The observational study by Bentmar Holgersson and colleagues (1) of a cohort of 40- to 79-year-old Caucasian men from the European Male Ageing Study, without prostate cancer at baseline, demonstrated that the 16% of subjects carrying the A-allele androgen receptor (AR) polymorphism compared with the 84% of subjects carrying the G-allele AR polymorphism exhibited a nearly 2-fold risk of having a serum prostate-specific antigen (PSA) concentration greater than 3 and 4 ng/mL, and yet were only one third as likely to be diagnosed with prostate cancer after 4 years. We believe that this paradox is possibly explained by the antiangiogenic properties of PSA (2).

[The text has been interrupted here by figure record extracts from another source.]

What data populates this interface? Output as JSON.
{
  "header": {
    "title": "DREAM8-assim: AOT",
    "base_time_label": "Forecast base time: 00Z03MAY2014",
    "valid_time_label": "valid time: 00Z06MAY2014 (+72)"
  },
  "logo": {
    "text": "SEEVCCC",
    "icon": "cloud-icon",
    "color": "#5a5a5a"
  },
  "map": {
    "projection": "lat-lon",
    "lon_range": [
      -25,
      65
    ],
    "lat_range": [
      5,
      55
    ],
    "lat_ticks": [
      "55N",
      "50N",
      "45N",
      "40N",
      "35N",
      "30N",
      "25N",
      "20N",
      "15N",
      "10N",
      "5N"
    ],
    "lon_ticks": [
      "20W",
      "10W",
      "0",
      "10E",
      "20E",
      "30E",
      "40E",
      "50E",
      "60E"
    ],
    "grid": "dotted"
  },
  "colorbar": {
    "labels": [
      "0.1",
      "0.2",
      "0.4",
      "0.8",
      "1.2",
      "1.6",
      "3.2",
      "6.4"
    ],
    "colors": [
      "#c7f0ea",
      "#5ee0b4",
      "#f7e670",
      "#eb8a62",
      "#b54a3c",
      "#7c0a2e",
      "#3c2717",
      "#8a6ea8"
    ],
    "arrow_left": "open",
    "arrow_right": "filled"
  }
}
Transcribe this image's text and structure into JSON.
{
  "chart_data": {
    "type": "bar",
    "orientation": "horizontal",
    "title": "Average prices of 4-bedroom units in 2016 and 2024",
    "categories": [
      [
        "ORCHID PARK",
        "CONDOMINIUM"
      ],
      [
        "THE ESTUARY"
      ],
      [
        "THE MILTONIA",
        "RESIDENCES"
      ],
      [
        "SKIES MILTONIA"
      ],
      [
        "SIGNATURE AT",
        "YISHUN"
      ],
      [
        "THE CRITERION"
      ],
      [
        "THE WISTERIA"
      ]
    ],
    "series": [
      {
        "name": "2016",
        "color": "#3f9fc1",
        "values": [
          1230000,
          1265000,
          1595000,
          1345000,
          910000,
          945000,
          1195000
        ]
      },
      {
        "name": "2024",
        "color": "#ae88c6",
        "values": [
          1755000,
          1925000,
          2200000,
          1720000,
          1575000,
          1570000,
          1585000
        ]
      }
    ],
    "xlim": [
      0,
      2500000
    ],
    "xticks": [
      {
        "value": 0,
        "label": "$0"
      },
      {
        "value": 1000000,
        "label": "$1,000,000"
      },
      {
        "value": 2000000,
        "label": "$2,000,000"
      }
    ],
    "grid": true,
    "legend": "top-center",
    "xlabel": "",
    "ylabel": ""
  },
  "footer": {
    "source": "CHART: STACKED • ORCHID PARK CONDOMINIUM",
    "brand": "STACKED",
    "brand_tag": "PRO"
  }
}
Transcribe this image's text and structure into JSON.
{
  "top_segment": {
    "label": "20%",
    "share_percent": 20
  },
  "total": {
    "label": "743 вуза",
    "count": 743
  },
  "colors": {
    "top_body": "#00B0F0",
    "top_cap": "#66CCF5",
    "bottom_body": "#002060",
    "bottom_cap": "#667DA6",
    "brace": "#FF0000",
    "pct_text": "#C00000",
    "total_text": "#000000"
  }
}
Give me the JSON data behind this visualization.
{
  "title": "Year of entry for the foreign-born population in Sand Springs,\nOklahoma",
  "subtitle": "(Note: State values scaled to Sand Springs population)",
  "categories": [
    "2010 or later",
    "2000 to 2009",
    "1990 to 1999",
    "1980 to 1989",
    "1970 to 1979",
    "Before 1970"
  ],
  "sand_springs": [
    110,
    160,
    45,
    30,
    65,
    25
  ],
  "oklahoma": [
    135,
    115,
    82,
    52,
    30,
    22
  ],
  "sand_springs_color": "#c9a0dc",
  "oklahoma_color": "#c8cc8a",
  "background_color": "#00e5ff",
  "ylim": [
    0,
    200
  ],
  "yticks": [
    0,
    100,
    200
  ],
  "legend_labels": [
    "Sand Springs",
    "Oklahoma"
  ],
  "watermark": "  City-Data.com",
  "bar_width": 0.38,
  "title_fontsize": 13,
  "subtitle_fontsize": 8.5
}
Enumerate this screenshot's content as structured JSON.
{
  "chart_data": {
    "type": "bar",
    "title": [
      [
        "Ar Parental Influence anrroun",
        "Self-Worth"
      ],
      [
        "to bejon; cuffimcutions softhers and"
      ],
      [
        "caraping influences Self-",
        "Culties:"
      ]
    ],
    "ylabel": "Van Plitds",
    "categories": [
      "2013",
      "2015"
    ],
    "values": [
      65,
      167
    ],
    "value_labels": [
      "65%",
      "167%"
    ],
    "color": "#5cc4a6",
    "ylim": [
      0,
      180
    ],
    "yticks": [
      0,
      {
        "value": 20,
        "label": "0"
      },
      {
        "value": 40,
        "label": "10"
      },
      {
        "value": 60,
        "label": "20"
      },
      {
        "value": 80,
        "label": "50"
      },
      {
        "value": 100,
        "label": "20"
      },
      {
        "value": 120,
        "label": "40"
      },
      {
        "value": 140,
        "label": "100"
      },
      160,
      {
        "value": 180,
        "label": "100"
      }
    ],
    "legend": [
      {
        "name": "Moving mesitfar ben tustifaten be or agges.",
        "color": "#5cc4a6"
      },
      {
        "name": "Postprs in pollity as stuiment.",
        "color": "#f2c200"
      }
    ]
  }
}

Prostate-specific antigen expression is regulated by the AR (3). The physiologic role of PSA is to liquefy the seminal fluid, and its concentration in the seminal fluid is 106-fold that of the serum, because the normal prostatic architecture keeps the PSA tightly confined and only a minute portion leaks into the circulation (3). In vitro, PSA inhibits endothelial cell proliferation, migration, invasion, and endothelial cell responses to the proangiogenic molecules fibroblast growth factor-2 and vascular endothelial growth factor (2). Autopsy studies have shown that latent prostate cancer is present in about 70% of men in their 60s; in contrast, the lifetime risk of prostate cancer is 17% in the United States (3). Angiogenesis is a critical step in the progression of prostate cancer from early to advanced disease, and it is plausible that the locally high concentration of PSA in prostatic tissue inhibits angiogenesis and in part explains the indolent features of localized prostate cancer (4).

Moreover, 5α-reductase inhibitors inhibit the conversion of testosterone to dihydrotestosterone, the active androgen in the prostate, resulting in a 50% decrease in serum PSA concentrations (3). Disturbingly, prospective randomized trials testing the benefits of 5α-reductase inhibitors to prevent prostate cancer demonstrated that they increased the risk of high-grade prostate cancer by 2-fold (5). Perhaps, this occurred because the drugs decreased prostatic PSA concentration, enabling angiogenesis and the progression of advanced tumors.

Therefore, the A-allele AR polymorphism resulting in higher serum PSA concentrations and likely higher prostatic tissue concentrations might promote a local environment in the prostate that limits angiogenesis and the subsequent progression of localized prostate cancer to a more advanced clinically apparent disease. Finally, studies are needed to determine whether pharmacologically “increasing” local prostatic PSA concentrations can prevent prostate cancer progression to advanced local and metastatic disease in men of various races.

No potential conflicts of interest were disclosed.